The travel industry is often criticised for promoting travel and experience at the detriment of our planet and own health. COVID-19 has forced the world to stop and work in a different way. It will take a while for people to feel comfortable to travel again, let alone a company understand the complicated restrictions that different countries are likely to adopt on the short-term.

We expect our clients to begin traveling again with any earnest in 2021. Expect to see a small amount of travel this year as borders re-open, but this will be subject to availability and the price point. It will be interesting to see how suppliers will increase pricing to mitigate against losses without driving clients to seek alternative suppliers or perhaps not travelling at all.

I would like to see consideration given to the type of trip a corporate traveller undertakes. I’d like to see less short (zero-two days) direct trips and more time given to planning more complicated multi-centre itineraries, so that when a person travels for their company the ROI is maximised, but impact to their own well-being and our planet’s sustainability is reduced.

It would be good to get to a place where we have people doing fewer trips but in doing so have a higher level of comfort and standard – this of course comes at a higher cost, but if you are reducing your volume, you can increase the quality.

 

Noah Meyerson, Managing Director, Traveltrust

I believe that pricing for all forms of business travel will likely drop significantly over the very short term in order to entice people to travel again, which will mean margins for travel agencies will drop significantly as well.

However once planes and hotels are closer to capacity, suppliers may very well push up prices significantly to cover new costs associated with social distancing and other health measures. Hopefully, after a year or so, or after a vaccine is successfully implemented (whichever comes first), suppliers will start being able to return to pre-COVID 19 business practices, and pricing will slowly return to what it was before.

 

Melanie Quinn, Head of Sales and Customer Relations, Clyde Travel Management

It is to be expected that there will be a slow return of commercial flying, with domestic travel returning first, as we have seen in China.

It is anticipated that we will see 20% of capacity returning in the first instance, gradually creeping up to 50% later in the year, subject to border controls and government lockdown policies being relaxed. Social distancing is not possible on aircraft and add to that the recycling of air on board during flight, passenger confidence will be low.

We know that certain sectors will return earlier. Those related to key worker industries such as medical and movement of goods internationally will be the first, then subsequent sectors as permitted by government, to return to some sort of business as usual.

With reduced capacity we anticipate in the short term we will see less travel, but at higher average air ticket prices. Hotels, conversely, we believe will have lower prices to encourage both business and leisure travellers to book.

It is to be expected that there will be a slow return of commercial flying, with domestic travel returning first, as we have seen in China.
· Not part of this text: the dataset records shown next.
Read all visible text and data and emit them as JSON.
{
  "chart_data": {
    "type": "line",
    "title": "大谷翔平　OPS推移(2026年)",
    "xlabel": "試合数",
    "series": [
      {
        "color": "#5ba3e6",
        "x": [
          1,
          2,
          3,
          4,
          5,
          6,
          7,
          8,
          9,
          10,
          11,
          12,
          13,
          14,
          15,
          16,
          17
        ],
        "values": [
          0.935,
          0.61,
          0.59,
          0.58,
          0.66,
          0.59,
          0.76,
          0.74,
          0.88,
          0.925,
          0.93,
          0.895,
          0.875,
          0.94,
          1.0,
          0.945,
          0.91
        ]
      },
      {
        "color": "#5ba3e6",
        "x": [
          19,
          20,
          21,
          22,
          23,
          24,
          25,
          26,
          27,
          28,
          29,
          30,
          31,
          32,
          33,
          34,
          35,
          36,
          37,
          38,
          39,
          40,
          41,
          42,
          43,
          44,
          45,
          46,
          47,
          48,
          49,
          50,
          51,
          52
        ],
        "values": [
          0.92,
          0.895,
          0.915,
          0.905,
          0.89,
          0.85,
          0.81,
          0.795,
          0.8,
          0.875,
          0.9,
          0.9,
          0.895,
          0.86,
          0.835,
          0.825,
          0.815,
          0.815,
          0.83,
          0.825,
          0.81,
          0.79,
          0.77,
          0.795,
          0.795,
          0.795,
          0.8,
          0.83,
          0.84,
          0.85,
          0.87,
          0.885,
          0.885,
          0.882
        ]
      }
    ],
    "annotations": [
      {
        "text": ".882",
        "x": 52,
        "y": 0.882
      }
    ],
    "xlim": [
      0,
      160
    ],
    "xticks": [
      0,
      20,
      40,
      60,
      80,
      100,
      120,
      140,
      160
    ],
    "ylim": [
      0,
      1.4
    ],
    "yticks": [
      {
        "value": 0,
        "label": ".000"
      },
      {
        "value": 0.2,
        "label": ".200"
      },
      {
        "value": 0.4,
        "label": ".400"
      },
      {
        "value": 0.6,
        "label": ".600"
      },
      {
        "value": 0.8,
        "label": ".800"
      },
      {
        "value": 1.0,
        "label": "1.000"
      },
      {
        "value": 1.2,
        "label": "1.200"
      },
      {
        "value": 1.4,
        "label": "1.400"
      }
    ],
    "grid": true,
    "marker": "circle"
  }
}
Confidence in supply will be paramount, hygiene processes and guarantees will be sought to give comfort to companies and travellers that all possible precautions have been taken to protect individuals. Companies will be prescriptive about requirements for the first to travel, for sure.

Medium term, as confidence builds, we should see prices flattening, but I do not anticipate it will be to the levels we enjoyed in 2019 for some time.

The global market had over capacity, driving prices down to affordability for all. The crisis will undoubtedly prompt airlines cut previous ‘loss leader’ routes.

High levels of corporate traffic requirements, such as Heathrow-New York JFK, will drive those routes that are retained.

Long term, business travel will survive, as it has every crisis before this. However, it will be a very different landscape. Several airlines and travel companies are at risk of extinction. This could force consolidation and ultimately a reduction in choice for the customer.